Warren Buffett is one of the world’s wealthiest people, considered to be the most successful investor of all time. Buffett, or the ‘Oracle of Omaha’ as he is sometimes known, has a preference for companies that have a definite competitive advantage and fat profit margins. He also likes businesses that are well-managed and have a track record of creating value for shareholders.
I think one UK business that ticks all his boxes is outsourcing group Bunzl (LSE: BNZL).
Bigger is better
Bunzl is not a particularly unique business, but its size gives it a robust competitive advantage over the rest of the outsourcing industry. Outsourcing tends to be a relatively low-margin business because the market is so competitive. However, Bunzl’s scale and operating efficiencies mean it commands industry-leading profit margins.
For 2018, the company reported an operating profit margin of 5.3%, more than triple the industry average. Its return on capital employed (ROCE) — a measure of profitability for every £1 invested in a business — was 13.2% for 2018, compared to the market average of 3.7%.
These numbers tell us Bunzl is a highly profitable business with a robust competitive advantage, two of the hallmarks Buffett usually looks for when analysing any enterprise.
The group also has a good track record of creating value for shareholders. For the past decade, management has been successfully rolling cash generated from operations back into the business, growing sales and profits. Net profit has grown at a compound annual rate of 9.6% over the past six years. Book value per share has grown at 12.3% over the same time. The dividend has also grown in line with profitability, rising at a compound annual rate at 9% since 2013.

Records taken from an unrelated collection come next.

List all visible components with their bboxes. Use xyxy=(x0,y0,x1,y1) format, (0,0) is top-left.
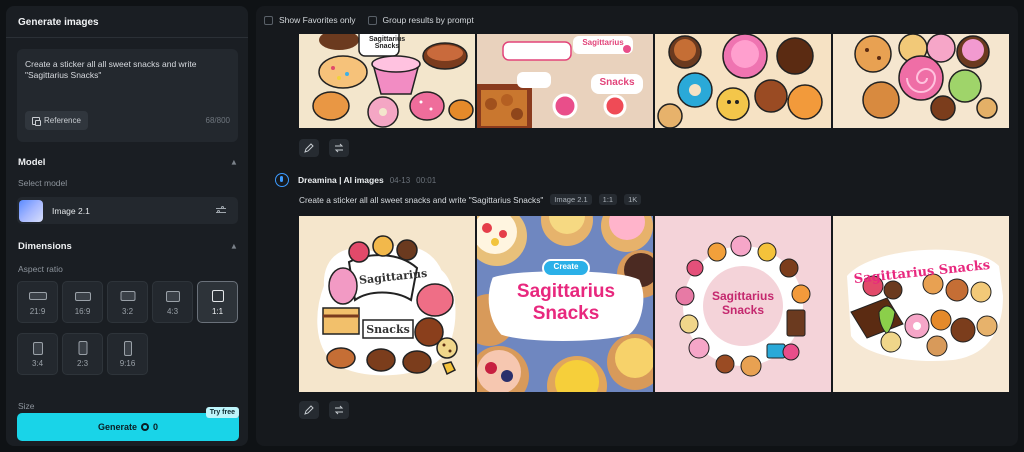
edit-button[interactable] xyxy=(299,139,319,157)
char-count: 68/800 xyxy=(205,116,230,125)
model-section-title: Model xyxy=(18,157,46,168)
prompt-text[interactable]: Create a sticker all all sweet snacks an… xyxy=(25,59,225,81)
generation-header: Dreamina | AI images 04-13 00:01 xyxy=(275,173,436,187)
ratio-label: 9:16 xyxy=(119,359,136,368)
regenerate-button[interactable] xyxy=(329,139,349,157)
size-label: Size xyxy=(18,401,35,411)
ratio-label: 16:9 xyxy=(74,307,91,316)
result-image[interactable]: Sagittarius Snacks xyxy=(477,34,653,128)
refresh-icon xyxy=(334,143,344,153)
app-root: Generate images Create a sticker all all… xyxy=(0,0,1024,452)
resolution-tag: 1K xyxy=(624,194,642,205)
generate-label: Generate xyxy=(97,422,137,432)
ratio-16-9[interactable]: 16:9 xyxy=(62,281,103,323)
ratio-9-16[interactable]: 9:16 xyxy=(107,333,148,375)
sticker-text: Sagittarius xyxy=(711,289,774,303)
try-free-badge: Try free xyxy=(205,407,239,418)
result-image[interactable]: Sagittarius Snacks xyxy=(299,216,475,392)
ratio-label: 21:9 xyxy=(29,307,46,316)
model-tag: Image 2.1 xyxy=(550,194,592,205)
chevron-up-icon[interactable]: ▼ xyxy=(230,158,238,167)
ratio-3-4[interactable]: 3:4 xyxy=(17,333,58,375)
sticker-badge: Create xyxy=(553,262,579,271)
sticker-art xyxy=(317,235,458,376)
dimensions-section-title: Dimensions xyxy=(18,241,72,252)
favorites-label[interactable]: Show Favorites only xyxy=(279,15,356,25)
ratio-label: 2:3 xyxy=(76,359,89,368)
ratio-label: 3:2 xyxy=(121,307,134,316)
sticker-text: Sagittarius Snacks xyxy=(369,36,406,50)
sticker-art xyxy=(657,34,823,128)
sticker-art xyxy=(854,34,998,121)
sticker-text: Snacks xyxy=(599,77,635,88)
sticker-art xyxy=(847,249,1003,361)
generate-cost: 0 xyxy=(153,422,159,432)
panel-title: Generate images xyxy=(6,6,248,38)
ratio-label: 3:4 xyxy=(31,359,44,368)
ratio-label: 4:3 xyxy=(166,307,179,316)
result-image[interactable] xyxy=(655,34,831,128)
ratio-1-1[interactable]: 1:1 xyxy=(197,281,238,323)
author-name: Dreamina | AI images xyxy=(298,175,384,185)
ratio-4-3[interactable]: 4:3 xyxy=(152,281,193,323)
filter-bar: Show Favorites only Group results by pro… xyxy=(264,15,474,25)
ratio-shape-icon xyxy=(120,291,135,301)
generation-date: 04-13 xyxy=(389,175,411,185)
generate-button[interactable]: Generate 0 Try free xyxy=(17,407,239,441)
generate-panel: Generate images Create a sticker all all… xyxy=(6,6,248,446)
result-image[interactable] xyxy=(833,34,1009,128)
dreamina-logo-icon xyxy=(275,173,289,187)
sticker-text: Sagittarius xyxy=(516,281,616,302)
ratio-shape-icon xyxy=(211,290,224,302)
sticker-text: Snacks xyxy=(721,303,765,317)
ratio-2-3[interactable]: 2:3 xyxy=(62,333,103,375)
pencil-icon xyxy=(304,143,314,153)
results-panel: Show Favorites only Group results by pro… xyxy=(256,6,1018,446)
top-image-row: Sagittarius Snacks Sagittarius Snacks xyxy=(299,34,1009,128)
chevron-up-icon[interactable]: ▼ xyxy=(230,242,238,251)
generation-prompt: Create a sticker all all sweet snacks an… xyxy=(299,194,544,205)
ratio-3-2[interactable]: 3:2 xyxy=(107,281,148,323)
ratio-shape-icon xyxy=(74,292,91,301)
reference-button[interactable]: Reference xyxy=(25,111,88,130)
edit-button[interactable] xyxy=(299,401,319,419)
aspect-ratio-label: Aspect ratio xyxy=(18,264,63,274)
model-name: Image 2.1 xyxy=(52,205,90,216)
result-image[interactable]: Sagittarius Snacks xyxy=(299,34,475,128)
ratio-label: 1:1 xyxy=(211,307,224,316)
group-checkbox[interactable] xyxy=(367,15,377,25)
ratio-shape-icon xyxy=(32,342,43,355)
ratio-21-9[interactable]: 21:9 xyxy=(17,281,58,323)
favorites-checkbox[interactable] xyxy=(264,15,273,25)
generation-time: 00:01 xyxy=(416,175,437,185)
ratio-shape-icon xyxy=(123,341,132,356)
reference-label: Reference xyxy=(44,116,81,125)
bottom-image-row: Sagittarius Snacks Create Sagittarius Sn… xyxy=(299,216,1009,392)
ratio-shape-icon xyxy=(165,291,180,302)
prompt-input[interactable]: Create a sticker all all sweet snacks an… xyxy=(17,49,238,142)
settings-sliders-icon[interactable] xyxy=(216,206,226,215)
sticker-text: Snacks xyxy=(532,303,600,324)
sticker-text: Sagittarius xyxy=(582,38,624,47)
select-model-label: Select model xyxy=(18,178,68,188)
model-selector[interactable]: Image 2.1 xyxy=(17,197,238,224)
ratio-tag: 1:1 xyxy=(598,194,618,205)
pencil-icon xyxy=(304,405,314,415)
credit-icon xyxy=(141,423,149,431)
generation-prompt-row: Create a sticker all all sweet snacks an… xyxy=(299,194,642,205)
ratio-shape-icon xyxy=(78,341,87,355)
regenerate-button[interactable] xyxy=(329,401,349,419)
reference-icon xyxy=(32,116,41,126)
result-image[interactable]: Sagittarius Snacks xyxy=(833,216,1009,392)
model-thumbnail xyxy=(19,199,43,222)
sticker-text: Snacks xyxy=(366,323,410,336)
result-image[interactable]: Sagittarius Snacks xyxy=(655,216,831,392)
group-label[interactable]: Group results by prompt xyxy=(383,15,474,25)
ratio-shape-icon xyxy=(28,292,47,300)
refresh-icon xyxy=(334,405,344,415)
result-image[interactable]: Create Sagittarius Snacks xyxy=(477,216,653,392)
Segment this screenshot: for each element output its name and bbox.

All of the above leads me to conclude Buffett might be interested in buying Bunzl today.
One of a kind
Another FTSE 100 stock that I think he might be interested in is Spirax-Sarco Engineering (LSE: SPX). This company reminds me of a recent Buffett acquisition, Precision Castparts. What he likes about the latter is its strong reputation for quality with customers. Spirax has earned a similar reputation over the past six decades, and this shows in the firm’s profitability metrics.
Once again, industrial engineering tends to be a low margin business, but Spirax’s operating profit margin of 25% last year is testament to the group’s reputation. Customers are willing to pay more for quality. ROCE hit 23% last year.
Unfortunately, the market is well aware of Spirax’s profitability and, as a result, the stock isn’t cheap. It’s currently dealing at a forward P/E 28.
However, Buffett has shown he’s willing to pay up for quality in the past. He paid around 20 times earnings for Precision Castparts, which suggests to me a P/E of 28 might not be too much of a stretch for such a profitable business with its established reputation.
A dividend yield of 1.4% only adds to the attraction, in my opinion, especially because the distribution has increased by nearly 100% over the past six years.